O meu nome é Lucy Barton




O meu nome é Lucy Barton
Elizabeth Strout, Alfaguara, Setembro 2016

Nunca tinha ouvido falar da senhora, confesso. Segundo a apresentação na badana, “[…] é uma das romancistas mais aclamadas da actualidade”.

Venceu o Prémio Pulitzer, em 2008, com o romance Olive Kitteridge mas a profusão de prémios aliada à idade baralha-me a mente e, muitas vezes, confundo tudo.

Não tendo fixado o nome da autora, li sobre O meu nome é Lucy Barton no suplemento Babélia, do El País, quando o livro saiu em Espanha. Despertou-me curiosidade e, como acontece amiúde, fiquei com a pulga atrás da orelha à espera do lançamento em Portugal não me tendo, desta vez, a memória atraiçoado.

Ora, não tendo o nome da autora devidamente encaixado na memória e estando a ler um livro que tem, também, um nome no título, não raras vezes, durante a leitura, fui à capa confirmar quem era quem quando durante a prosa era mencionado um nome de mulher.

É que o romance tem como personagem principal e narradora uma mulher que, numa cama de hospital, fala com a mãe, com quem perdera há muito o contacto, sobre reminiscências das suas vidas, e connosco sobre o livro que escreveu.

Tudo isto baralha o leitor incauto ao ponto de o levar a pensar que se trata de um romance autobiográfico.

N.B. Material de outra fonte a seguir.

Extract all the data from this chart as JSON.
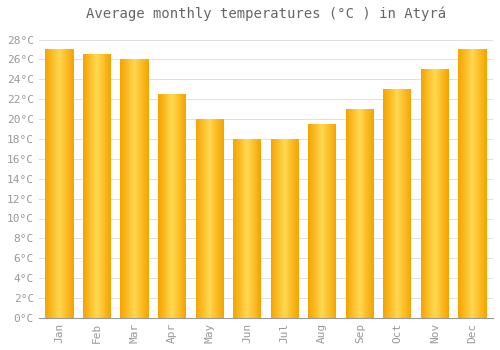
{
  "title": "Average monthly temperatures (°C ) in Atyrá",
  "months": [
    "Jan",
    "Feb",
    "Mar",
    "Apr",
    "May",
    "Jun",
    "Jul",
    "Aug",
    "Sep",
    "Oct",
    "Nov",
    "Dec"
  ],
  "values": [
    27.0,
    26.5,
    26.0,
    22.5,
    20.0,
    18.0,
    18.0,
    19.5,
    21.0,
    23.0,
    25.0,
    27.0
  ],
  "bar_color_edge": "#F5A400",
  "bar_color_center": "#FFD850",
  "ylim": [
    0,
    29
  ],
  "yticks": [
    0,
    2,
    4,
    6,
    8,
    10,
    12,
    14,
    16,
    18,
    20,
    22,
    24,
    26,
    28
  ],
  "ytick_labels": [
    "0°C",
    "2°C",
    "4°C",
    "6°C",
    "8°C",
    "10°C",
    "12°C",
    "14°C",
    "16°C",
    "18°C",
    "20°C",
    "22°C",
    "24°C",
    "26°C",
    "28°C"
  ],
  "background_color": "#FFFFFF",
  "grid_color": "#E0E0E0",
  "title_fontsize": 10,
  "tick_fontsize": 8,
  "tick_color": "#999999",
  "font_family": "monospace",
  "bar_width": 0.75
}
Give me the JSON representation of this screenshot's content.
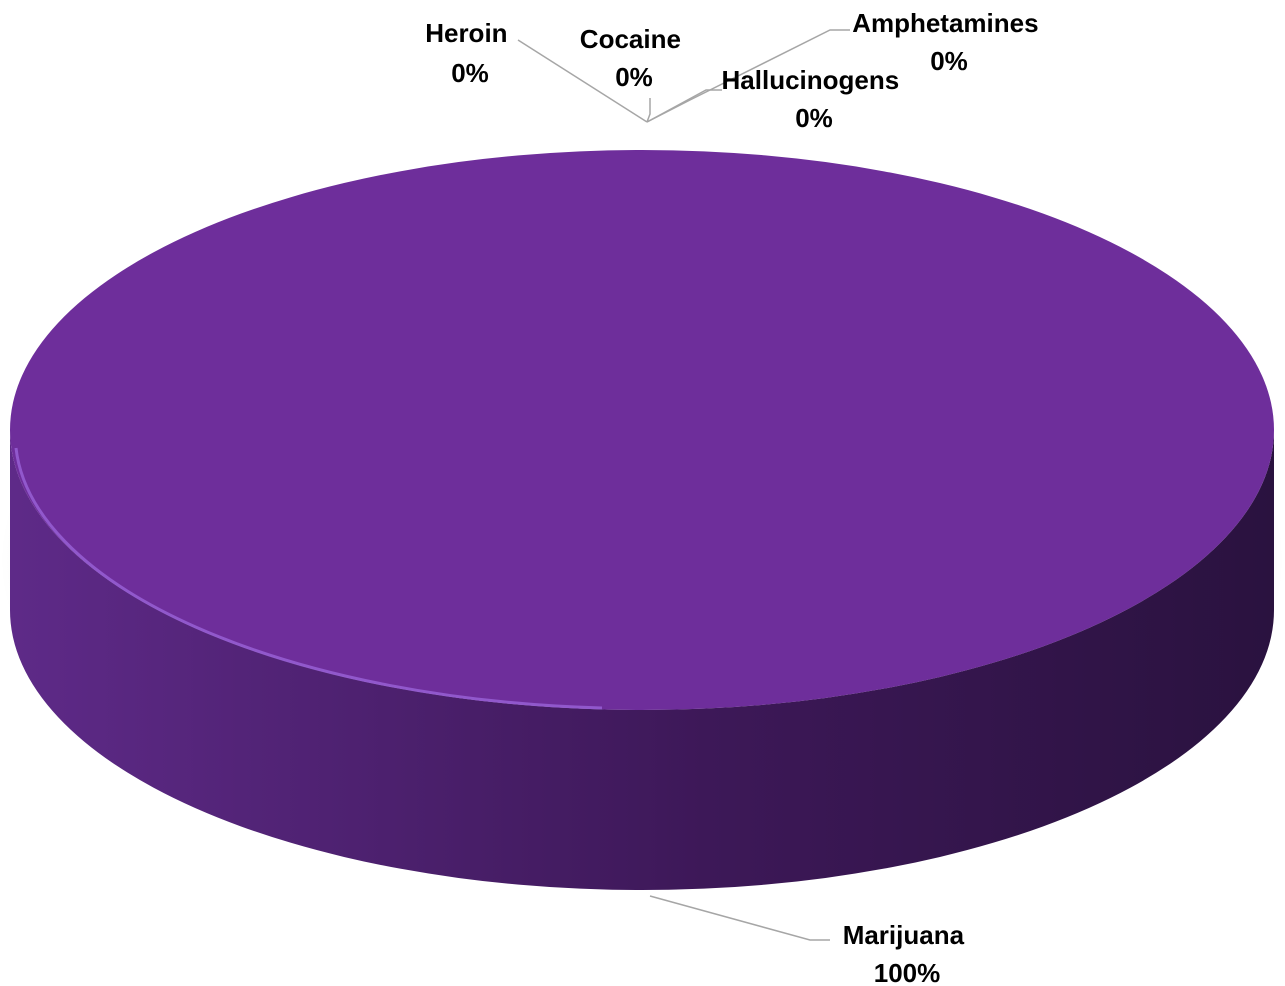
{
  "chart_data": {
    "type": "pie",
    "style": "3d",
    "legend": "none",
    "slices": [
      {
        "name": "Heroin",
        "value": 0,
        "label": "0%"
      },
      {
        "name": "Cocaine",
        "value": 0,
        "label": "0%"
      },
      {
        "name": "Amphetamines",
        "value": 0,
        "label": "0%"
      },
      {
        "name": "Hallucinogens",
        "value": 0,
        "label": "0%"
      },
      {
        "name": "Marijuana",
        "value": 100,
        "label": "100%"
      }
    ],
    "colors": {
      "top": "#6e2e9b",
      "side_light": "#5e2a88",
      "side_dark": "#2a123f",
      "rim_highlight": "#9a63d8",
      "leader": "#a6a6a6"
    }
  }
}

Parece mas, certamente, não o será. É, sim, um livro muito bem escrito sobre relações humanas, família, o fio da navalha de uma cama de hospital.

Não sigo as opiniões generalizadas da comunicação social internacional apostas na badana da contracapa, bem como a apresentação genérica do editor de que se trata de um livro sobre as relações entre mães e filhas.

Na realidade, as conversas entre Lucy Barton e a sua mãe, expondo as suas relações, não são mais do que o fio condutor que nos deixa inúmeras ramificações para outro tipo de relações – familiares, de amizade e da pessoa com o próprio mundo.

Elizabeth Strout, em cerca de cento e setenta páginas, escreve-nos o mundo a partir de uma cama de hospital. Se o passado e os amigos vão sendo relembrados, a família, apesar de todos os contributos do mundo para a sua desagregação, tende a vingar, mesmo que de uma forma estranha.

Foi semifinalista do Booker Prize mas podia ter ido mais além. O meu nome é Lucy Barton, da americana Elizabeth Strout, é um livro que recomendo aos meus amigos.